For cancer, it was in the vulnerability and the letting go and accepting that the healing truly began. But what got me through it was my love and my light, JP & Luna.
Also, my amazing tribe of warrior women and men who stood by my side. The ones who cried with me, who held my hand when I was so terrified I couldn’t speak, the ones who came to the appointments and wrote down notes and asked the questions I couldn’t, who held me together when I was the most raw and vulnerable self. The ones who kept the wheels of my colourful CAMILLA circus turning when I couldn’t. The ones who cheered me on through every single hurdle.

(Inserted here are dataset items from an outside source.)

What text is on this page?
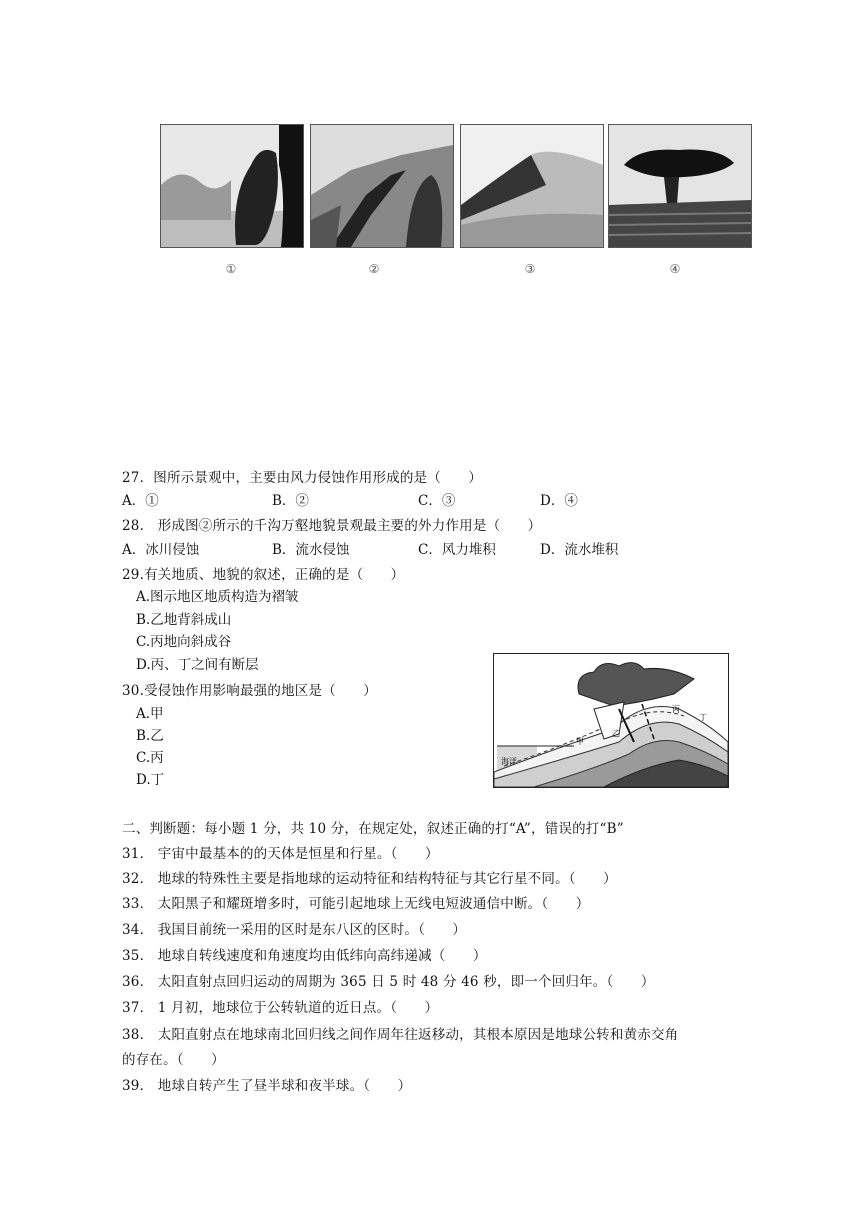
①	②	③	④
27．图所示景观中，主要由风力侵蚀作用形成的是（　　）
A．①	B．②	C．③	D．④
28． 形成图②所示的千沟万壑地貌景观最主要的外力作用是（　　）
A．冰川侵蚀	B．流水侵蚀	C．风力堆积	D．流水堆积
29.有关地质、地貌的叙述，正确的是（　　）
A.图示地区地质构造为褶皱
B.乙地背斜成山
C.丙地向斜成谷
D.丙、丁之间有断层
30.受侵蚀作用影响最强的地区是（　　）
A.甲
B.乙
C.丙
D.丁
海洋
甲
乙
丙
丁
二、判断题：每小题 1 分，共 10 分，在规定处，叙述正确的打“A”，错误的打“B”
31． 宇宙中最基本的的天体是恒星和行星。（　　）
32． 地球的特殊性主要是指地球的运动特征和结构特征与其它行星不同。（　　）
33． 太阳黑子和耀斑增多时，可能引起地球上无线电短波通信中断。（　　）
34． 我国目前统一采用的区时是东八区的区时。（　　）
35． 地球自转线速度和角速度均由低纬向高纬递减（　　）
36． 太阳直射点回归运动的周期为 365 日 5 时 48 分 46 秒，即一个回归年。（　　）
37． 1 月初，地球位于公转轨道的近日点。（　　）
38． 太阳直射点在地球南北回归线之间作周年往返移动，其根本原因是地球公转和黄赤交角
的存在。（　　）
39． 地球自转产生了昼半球和夜半球。（　　）
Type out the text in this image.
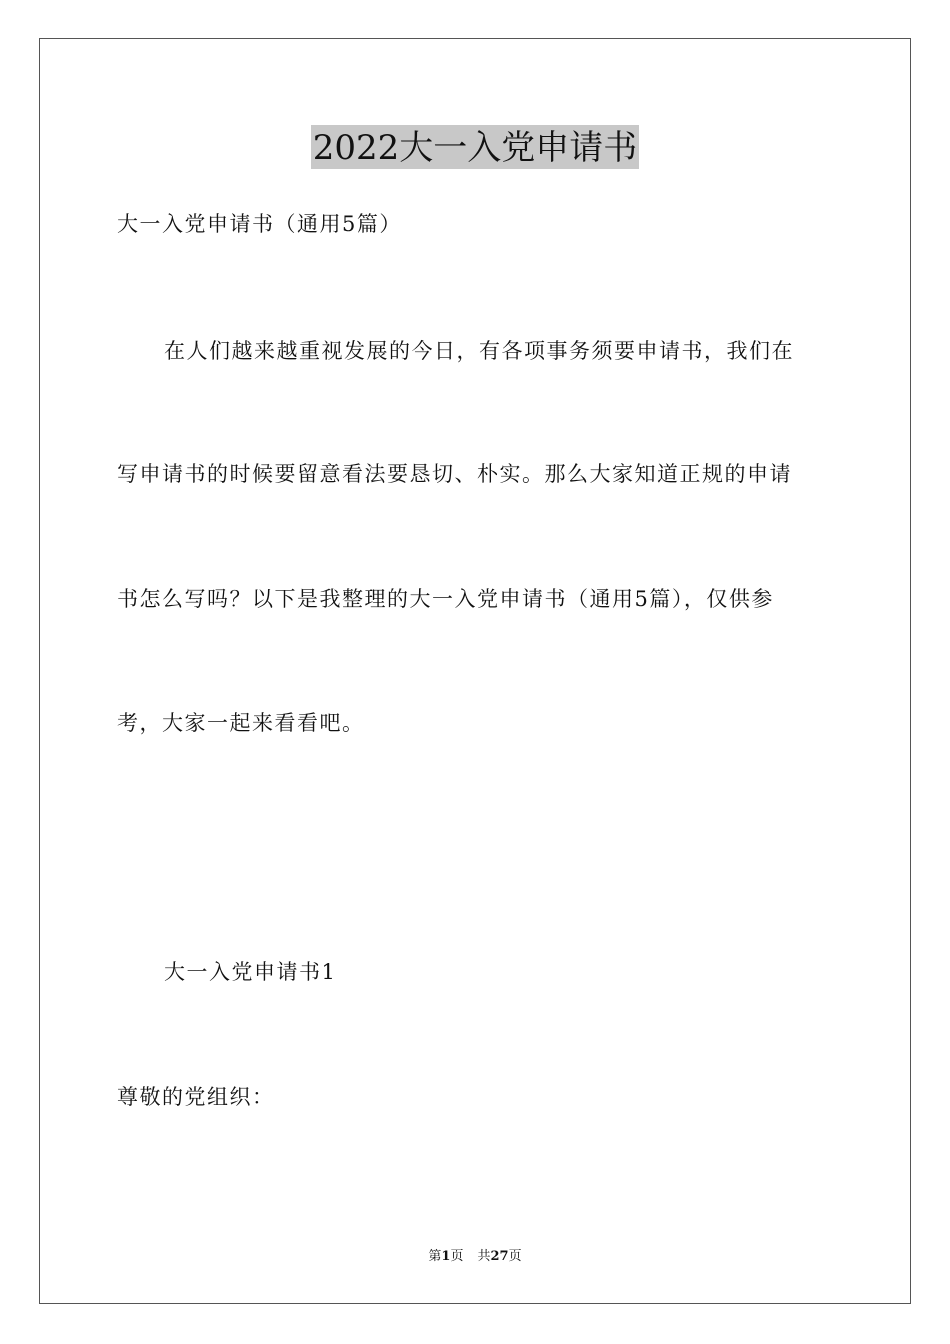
2022大一入党申请书
大一入党申请书（通用5篇）
在人们越来越重视发展的今日，有各项事务须要申请书，我们在
写申请书的时候要留意看法要恳切、朴实。那么大家知道正规的申请
书怎么写吗？以下是我整理的大一入党申请书（通用5篇），仅供参
考，大家一起来看看吧。
大一入党申请书1
尊敬的党组织：
第1页 共27页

With each big challenge, I am learning a lesson in self-preservation. I fought hard last year and my body is still recovering from the battle. But each day I feel my body regaining its energy. Meditation, yoga, long walks, strength training, good humans, and good nutrition have become even more important than ever before.
I always feel that my children are a constant reminder that I have to be a better person, a better human. What has Luna taught you about life or yourself?
I am a student of Luna’s every day. She has taught me to be more present and she brings me a special kind of joy through her innocence. My days are full on in the office and everything surrounding it seems so loud and chaotic some days. But when I come home to Luna, the noises drifts away. It’s so peaceful - nothing else really matters when I am with her.
With that, she makes me want to be a better person. When your child enters the world, you take on the role of influencing and shaping them into who they will be. In that moment, and every day since her arrival there has been such an overwhelming and beautiful drive to be the best I can be for her.
What are your hopes and dreams for Luna?
That she is boundless in opportunity. My girl will be free to be vulnerable and who she wants to be. Nothing will stop my little girl - she will roar. We will support her with full hearts with whatever path she chooses to undertake. That is our role as parents, especially as ones to a girl.
My biggest hope for her is that she learns that you have to get uncomfortable to get comfortable. It’s been in my darkest and most challenging of moments in life that the best change and growth actually happens. It’s when we are pushed to our limits, we get to explore what our limits actually are and grow into a new way of comfort. And no matter what life has planned, or whatever she takes a chance on - she will have me to hold, protect, support and feel completely loved through it all. She we know what true love is.